Both figures raise major questions.
In Labour’s case, arguably the biggest one is whether that €6.3 billion also factors in spending on the ‘Malta in Motion’ light rail system that Finance Minister Clyde Caruana has been reluctant to sign off on. Is Labour promising a mass transport solution it won’t have the money for?
Audience members could vote on the question: 'Who do you think should be Malta's next prime minister?' Photo: Jake BellizziFor the PN, the €6.7 billion seems remarkably low. It is promising more sweeping tax cuts than Labour, five new schools in five years, refurbished and rebuilt hospitals, an offshore fuel hub and an undersea gas pipeline – all for just €400 million more than Labour’s pledges. Will we be buying all this infrastructure from IKEA?
4. Sweet dreams for big developers
For much of his interview on Il-Kazin x Times of Malta, Alex Borg spoke in absolute terms.

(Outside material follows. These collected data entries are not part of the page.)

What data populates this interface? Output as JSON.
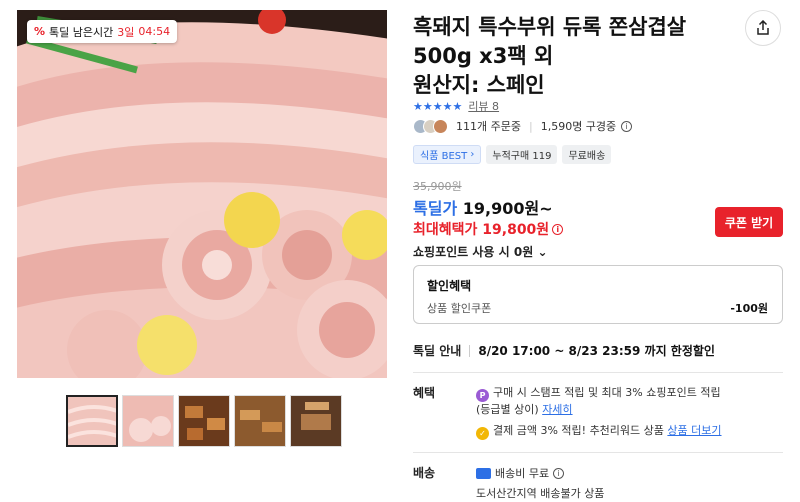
{
  "timer": {
    "label": "톡딜 남은시간",
    "days": "3일",
    "time": "04:54"
  },
  "product": {
    "title_line1": "흑돼지 특수부위 듀록 쫀삼겹살",
    "title_line2": "500g x3팩 외",
    "title_line3": "원산지: 스페인"
  },
  "rating": {
    "stars": "★★★★★",
    "review_label": "리뷰 8"
  },
  "orders": {
    "ordering": "111개 주문중",
    "subscribing": "1,590명 구경중"
  },
  "tags": [
    "식품 BEST",
    "누적구매 119",
    "무료배송"
  ],
  "price": {
    "original": "35,900원",
    "deal_label": "톡딜가",
    "deal_value": "19,900원~",
    "max_benefit": "최대혜택가 19,800원",
    "coupon_button": "쿠폰 받기",
    "points": "쇼핑포인트 사용 시 0원"
  },
  "discount": {
    "title": "할인혜택",
    "name": "상품 할인쿠폰",
    "value": "-100원"
  },
  "deal_guide": {
    "label": "톡딜 안내",
    "value": "8/20 17:00 ~ 8/23 23:59 까지 한정할인"
  },
  "benefit": {
    "label": "혜택",
    "line1": "구매 시 스탬프 적립 및 최대 3% 쇼핑포인트 적립",
    "line1b": "(등급별 상이)",
    "line1_link": "자세히",
    "line2": "결제 금액 3% 적립! 추천리워드 상품",
    "line2_link": "상품 더보기"
  },
  "shipping": {
    "label": "배송",
    "line1": "배송비 무료",
    "line2": "도서산간지역 배송불가 상품"
  },
  "colors": {
    "accent_red": "#e8222b",
    "accent_blue": "#2d6fe5"
  }
}
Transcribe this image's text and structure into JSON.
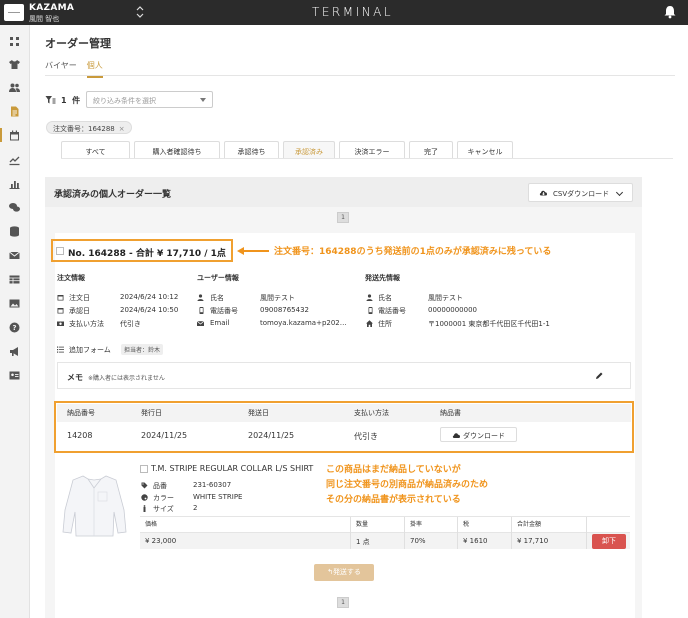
{
  "header": {
    "company": "KAZAMA",
    "user": "風間 智也",
    "brand": "TERMINAL"
  },
  "sidebar": {
    "icons": [
      "grid-icon",
      "tshirt-icon",
      "users-icon",
      "document-icon",
      "calendar-icon",
      "chart-line-icon",
      "bar-chart-icon",
      "chat-icon",
      "database-icon",
      "mail-icon",
      "table-icon",
      "image-icon",
      "help-icon",
      "megaphone-icon",
      "id-card-icon"
    ],
    "active_index": 3
  },
  "page": {
    "title": "オーダー管理",
    "tabs": [
      {
        "label": "バイヤー",
        "active": false
      },
      {
        "label": "個人",
        "active": true
      }
    ]
  },
  "filter": {
    "count": "1",
    "count_unit": "件",
    "placeholder": "絞り込み条件を選択",
    "chip": "注文番号：164288",
    "chip_close": "×"
  },
  "status_tabs": [
    {
      "label": "すべて",
      "active": false
    },
    {
      "label": "購入者確認待ち",
      "active": false
    },
    {
      "label": "承認待ち",
      "active": false
    },
    {
      "label": "承認済み",
      "active": true
    },
    {
      "label": "決済エラー",
      "active": false
    },
    {
      "label": "完了",
      "active": false
    },
    {
      "label": "キャンセル",
      "active": false
    }
  ],
  "panel": {
    "title": "承認済みの個人オーダー一覧",
    "csv_button": "CSVダウンロード",
    "page": "1"
  },
  "order": {
    "number": "No. 164288 - 合計 ¥ 17,710 / 1点",
    "annotation": "注文番号：164288のうち発送前の1点のみが承認済みに残っている",
    "order_info": {
      "title": "注文情報",
      "rows": [
        {
          "label": "注文日",
          "value": "2024/6/24 10:12"
        },
        {
          "label": "承認日",
          "value": "2024/6/24 10:50"
        },
        {
          "label": "支払い方法",
          "value": "代引き"
        }
      ]
    },
    "user_info": {
      "title": "ユーザー情報",
      "rows": [
        {
          "label": "氏名",
          "value": "風間テスト"
        },
        {
          "label": "電話番号",
          "value": "09008765432"
        },
        {
          "label": "Email",
          "value": "tomoya.kazama+p202…"
        }
      ]
    },
    "ship_info": {
      "title": "発送先情報",
      "rows": [
        {
          "label": "氏名",
          "value": "風間テスト"
        },
        {
          "label": "電話番号",
          "value": "00000000000"
        },
        {
          "label": "住所",
          "value": "〒1000001 東京都千代田区千代田1-1"
        }
      ]
    },
    "add_form": "追加フォーム",
    "tanto": "担当者：鈴木",
    "memo_label": "メモ",
    "memo_note": "※購入者には表示されません",
    "delivery_table": {
      "headers": [
        "納品番号",
        "発行日",
        "発送日",
        "支払い方法",
        "納品書"
      ],
      "row": [
        "14208",
        "2024/11/25",
        "2024/11/25",
        "代引き"
      ],
      "download": "ダウンロード"
    },
    "product": {
      "name": "T.M. STRIPE REGULAR COLLAR L/S SHIRT",
      "attrs": [
        {
          "label": "品番",
          "value": "231-60307"
        },
        {
          "label": "カラー",
          "value": "WHITE STRIPE"
        },
        {
          "label": "サイズ",
          "value": "2"
        }
      ],
      "grid_headers": [
        "価格",
        "数量",
        "掛率",
        "税",
        "合計金額"
      ],
      "grid_values": [
        "¥ 23,000",
        "1 点",
        "70%",
        "¥ 1610",
        "¥ 17,710"
      ],
      "oroshi": "卸下"
    },
    "annotation2": [
      "この商品はまだ納品していないが",
      "同じ注文番号の別商品が納品済みのため",
      "その分の納品書が表示されている"
    ],
    "ship_button": "発送する"
  },
  "colors": {
    "accent": "#c99a3b",
    "annotation": "#f0941c",
    "danger": "#d9534f"
  }
}
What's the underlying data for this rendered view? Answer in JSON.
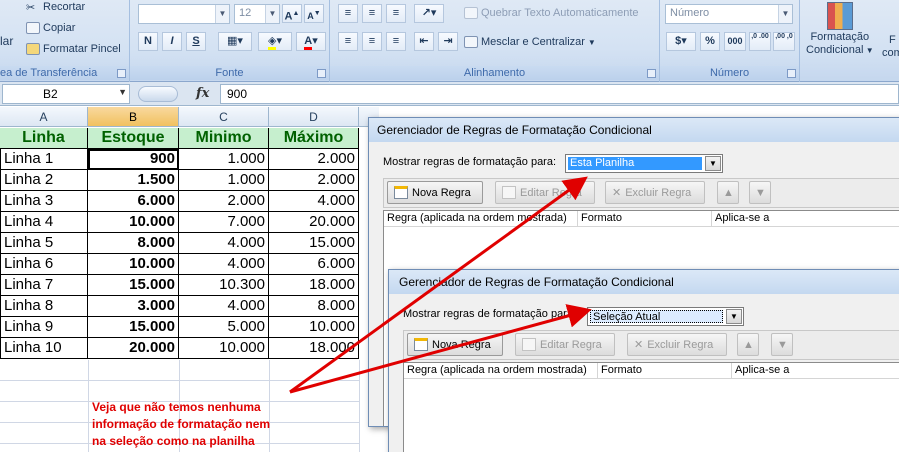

He was absolutely committed to governance reform. He was absolutely committed to the fuel hub project. He was absolutely confident the metro could be done in five years.
Then he was asked about revising local plans to curb development, and the absolute certainty vanished.
When asked if his plan to limit population growth meant he was also willing to slam the brakes on the development of new apartments, Borg ducked and weaved.
When pressed, he made a half-commitment: he would allow experts to assume full control of local plan reform “provided there is a plan”.
On this front, there appears to be little difference between Robert Abela and Alex Borg.
Abela is avowedly pro-development and construction – he spent years representing the Planning Authority as its lawyer – and he has also made vague noises about reforming local plans, saying that will help “fix injustices” without impinging on people’s so-called development rights.
In other words, anyone hoping either of the two will make tough and unpopular planning decisions for the country’s long-term good should not hold their breath.
5. A hard line on Islam
Borg appears to be amenable to many things - but a mosque is not one of them.
Even when pressed by an audience member with statistics about the country's growing Muslim population, Borg spoke in absolutes.
Malta does not need a new mosque, he said. Muslims have other places they can pray. The PN is a Christian democratic party.
His hardline stance will grate with liberals but could win him votes within the party's conservative wing.
"I'd rather be clear. I won't play with words. This is where we stand," he said.